Comment est née l'idée de cet album ?
L'origine d'une idée reste toujours un grand mystère... J'avoue un goût prononcé pour les films de Georges Lautner et en particulier pour ses acteurs. J'aimais bien tous ces gens-là, les Lino Ventura, Michel Constantin et autre Bernard Blier. Cet album n'est pas un pastiche et surtout pas une parodie, car on ne peut pas parodier des films qui relèvent déjà de la parodie !

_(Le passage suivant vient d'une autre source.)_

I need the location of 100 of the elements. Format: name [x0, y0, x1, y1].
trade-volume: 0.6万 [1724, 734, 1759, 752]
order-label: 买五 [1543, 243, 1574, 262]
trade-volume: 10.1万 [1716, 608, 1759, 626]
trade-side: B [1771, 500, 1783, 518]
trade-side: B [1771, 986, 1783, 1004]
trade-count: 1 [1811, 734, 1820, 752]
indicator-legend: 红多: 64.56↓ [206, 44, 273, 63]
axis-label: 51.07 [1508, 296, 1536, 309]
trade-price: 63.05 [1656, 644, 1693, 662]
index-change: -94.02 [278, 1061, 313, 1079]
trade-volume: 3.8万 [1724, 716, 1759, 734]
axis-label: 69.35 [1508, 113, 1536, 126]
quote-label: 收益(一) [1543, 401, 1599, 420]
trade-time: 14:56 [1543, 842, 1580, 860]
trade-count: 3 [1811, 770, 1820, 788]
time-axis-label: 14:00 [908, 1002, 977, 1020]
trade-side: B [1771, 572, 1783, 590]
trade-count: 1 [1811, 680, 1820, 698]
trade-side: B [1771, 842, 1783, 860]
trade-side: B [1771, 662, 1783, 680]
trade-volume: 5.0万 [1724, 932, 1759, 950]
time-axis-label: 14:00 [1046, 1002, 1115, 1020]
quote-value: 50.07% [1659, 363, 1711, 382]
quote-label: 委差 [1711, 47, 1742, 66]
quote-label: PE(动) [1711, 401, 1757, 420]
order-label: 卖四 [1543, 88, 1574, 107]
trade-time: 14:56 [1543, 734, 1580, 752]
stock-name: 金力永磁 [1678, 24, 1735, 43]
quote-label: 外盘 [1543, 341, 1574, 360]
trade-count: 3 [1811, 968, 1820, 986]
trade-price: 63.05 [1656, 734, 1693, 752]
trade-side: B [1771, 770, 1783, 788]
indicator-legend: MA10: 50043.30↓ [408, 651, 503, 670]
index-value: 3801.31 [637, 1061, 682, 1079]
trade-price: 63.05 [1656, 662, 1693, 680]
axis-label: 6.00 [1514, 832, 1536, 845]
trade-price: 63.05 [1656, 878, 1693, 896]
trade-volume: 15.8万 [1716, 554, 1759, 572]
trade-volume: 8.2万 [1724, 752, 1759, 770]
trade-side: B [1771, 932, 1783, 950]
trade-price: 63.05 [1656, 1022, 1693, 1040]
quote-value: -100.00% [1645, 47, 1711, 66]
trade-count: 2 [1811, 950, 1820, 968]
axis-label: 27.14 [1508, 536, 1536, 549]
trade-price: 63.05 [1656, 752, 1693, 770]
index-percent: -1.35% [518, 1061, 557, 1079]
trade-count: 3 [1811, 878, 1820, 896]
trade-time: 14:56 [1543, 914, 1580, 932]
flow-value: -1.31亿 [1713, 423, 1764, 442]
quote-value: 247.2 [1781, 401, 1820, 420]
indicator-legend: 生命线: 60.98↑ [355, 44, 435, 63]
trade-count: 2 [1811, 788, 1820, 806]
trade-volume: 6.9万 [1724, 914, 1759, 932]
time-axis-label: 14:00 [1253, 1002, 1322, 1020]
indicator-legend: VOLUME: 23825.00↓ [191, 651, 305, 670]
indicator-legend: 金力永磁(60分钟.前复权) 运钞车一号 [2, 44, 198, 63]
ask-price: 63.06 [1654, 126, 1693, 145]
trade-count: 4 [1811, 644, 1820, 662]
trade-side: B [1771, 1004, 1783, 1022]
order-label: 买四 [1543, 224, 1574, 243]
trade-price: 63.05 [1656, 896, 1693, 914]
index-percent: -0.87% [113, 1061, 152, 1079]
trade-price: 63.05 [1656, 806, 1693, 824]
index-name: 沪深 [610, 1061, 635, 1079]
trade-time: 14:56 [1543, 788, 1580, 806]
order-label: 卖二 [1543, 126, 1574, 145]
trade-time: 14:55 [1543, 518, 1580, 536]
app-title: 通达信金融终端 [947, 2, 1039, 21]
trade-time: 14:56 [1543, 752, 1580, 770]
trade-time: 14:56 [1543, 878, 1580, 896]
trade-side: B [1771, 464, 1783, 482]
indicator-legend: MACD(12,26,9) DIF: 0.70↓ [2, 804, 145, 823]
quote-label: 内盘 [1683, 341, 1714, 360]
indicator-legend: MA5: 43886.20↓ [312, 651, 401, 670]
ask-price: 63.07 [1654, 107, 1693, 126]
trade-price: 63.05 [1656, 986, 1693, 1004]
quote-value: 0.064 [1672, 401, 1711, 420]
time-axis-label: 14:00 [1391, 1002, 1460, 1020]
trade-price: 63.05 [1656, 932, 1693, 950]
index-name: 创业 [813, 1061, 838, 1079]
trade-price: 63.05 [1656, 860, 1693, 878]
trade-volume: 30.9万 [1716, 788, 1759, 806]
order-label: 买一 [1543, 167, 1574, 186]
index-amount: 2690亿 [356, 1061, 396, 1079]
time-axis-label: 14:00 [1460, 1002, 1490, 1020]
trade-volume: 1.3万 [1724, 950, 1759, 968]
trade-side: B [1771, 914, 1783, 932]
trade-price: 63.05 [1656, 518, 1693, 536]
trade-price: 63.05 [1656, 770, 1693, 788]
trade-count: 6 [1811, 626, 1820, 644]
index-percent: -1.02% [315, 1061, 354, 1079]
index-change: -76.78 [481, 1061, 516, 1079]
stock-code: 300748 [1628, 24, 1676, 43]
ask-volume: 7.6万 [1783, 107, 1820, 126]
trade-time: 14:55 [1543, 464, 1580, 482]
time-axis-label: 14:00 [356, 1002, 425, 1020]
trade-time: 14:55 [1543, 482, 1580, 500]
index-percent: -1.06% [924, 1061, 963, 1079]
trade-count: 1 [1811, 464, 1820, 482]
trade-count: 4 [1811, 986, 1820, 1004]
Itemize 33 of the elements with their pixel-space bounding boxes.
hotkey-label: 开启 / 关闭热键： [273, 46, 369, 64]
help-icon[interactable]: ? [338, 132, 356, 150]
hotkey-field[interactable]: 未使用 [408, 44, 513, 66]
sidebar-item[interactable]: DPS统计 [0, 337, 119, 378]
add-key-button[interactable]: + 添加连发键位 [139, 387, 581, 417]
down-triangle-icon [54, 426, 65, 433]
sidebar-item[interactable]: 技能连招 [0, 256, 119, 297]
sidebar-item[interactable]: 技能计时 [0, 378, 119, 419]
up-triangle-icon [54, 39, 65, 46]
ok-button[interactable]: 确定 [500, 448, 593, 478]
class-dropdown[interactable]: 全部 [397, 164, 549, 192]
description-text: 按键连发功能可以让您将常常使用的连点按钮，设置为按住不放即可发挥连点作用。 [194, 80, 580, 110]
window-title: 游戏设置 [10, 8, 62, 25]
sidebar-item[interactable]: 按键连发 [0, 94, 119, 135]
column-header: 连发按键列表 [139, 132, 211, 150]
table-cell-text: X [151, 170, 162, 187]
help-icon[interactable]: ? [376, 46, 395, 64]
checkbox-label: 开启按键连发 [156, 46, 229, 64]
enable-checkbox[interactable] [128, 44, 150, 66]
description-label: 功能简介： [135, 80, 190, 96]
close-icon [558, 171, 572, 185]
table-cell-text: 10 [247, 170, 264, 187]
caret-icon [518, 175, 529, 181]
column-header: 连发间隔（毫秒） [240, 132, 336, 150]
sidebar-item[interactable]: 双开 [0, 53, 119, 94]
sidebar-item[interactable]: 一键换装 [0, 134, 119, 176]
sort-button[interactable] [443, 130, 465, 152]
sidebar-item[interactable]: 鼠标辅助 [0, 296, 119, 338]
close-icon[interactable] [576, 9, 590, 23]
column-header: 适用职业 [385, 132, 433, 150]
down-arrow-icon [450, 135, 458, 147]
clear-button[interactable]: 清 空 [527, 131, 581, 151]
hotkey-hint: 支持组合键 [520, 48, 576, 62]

Vous opposez les truands de la vieille école et les petites frappes d'aujourd'hui ?
Mes gangsters sont un peu surannés... Cela m'amusait de confronter des voyous modernes à cette pseudo-aristocratie de la pègre des années 1950. Mais je pense que les truands de cette époque étaient aussi orduriers et méchants que les nôtres ! A cause des films de Lautner, cette imagerie du truand à l'ancienne née dans les années d'après-guerre a persisté jusqu'à aujourd'hui. Elle est presque inscrite dans notre patrimoine culturel... Depuis, il y a eu un film comme Scarface qui a donné naissance à un culte incroyable. On a vu apparaître une nouvelle génération de gangsters qui n'ont plus du tout les mêmes repères. Dans l'album, je joue de cette opposition sur un mode léger. Je l'utilise comme un lieu commun pour les besoins du scénario.

C'est un clin d'oeil au cinéma de Lautner, mais revu et corrigé à la lumière de la fracture sociale...
L'album lui rend hommage, un hommage discret, mais j'ai ajouté à cette référence une problématique contemporaine. Je n'ai pas pu m'empêcher de parler de la clandestinité aujourd'hui et de mettre en scène un gamin qui vient en France pour trouver un travail. Quand j'ai commencé, j'avais envie d'une histoire qui ne ressemble pas à mes histoires habituelles. Je me demandais si j'étais capable d'écrire un scénario de pure fiction qui ne me rattache à rien de ce que j'ai pu connaître. J'étais complètement étranger à ce que j'allais raconter et je me suis vraiment amusé... Mais au bout d'un moment, j'ai introduit des préoccupations plus «sérieuses». Je suppose que je ne peux pas procéder autrement ! Je me serais sans doute ennuyé si je ne l'avais pas fait...


  • Le courrier des auteurs : 01/03/2011

1) Qui êtes-vous ? !
Merde, une dissert de philo ! Joker.

2) Quel est le thème central de ce livre ?
Le contraire de la philosophie : une récréation, une pantalonnade, une rigolade, un hommage au cinoche à Lautner. Avec un jeune clandestin africain qui se demande ce qu'il fout là.

3) Si vous deviez mettre en avant une phrase de ce livre, laquelle choisiriez-vous ?
"Par contre, toi, pour un Rital, t'es fringué comme un péquenot... T'as perdu le gène, ou quoi ?..."

4) Si ce livre était une musique, quelle serait-elle ?
Le si est de trop, la bande dessinée EST de la musique. En fait, non, c'est du rock'n'roll, donc le contraire de la musique.

5) Qu'aimeriez-vous partager avec vos lecteurs en priorité ?
Leur argent. Ha ha ha. Mais nooooon, je blague. En fait je voudrais juste partager le bonheur de virer Sarkozy en 2012.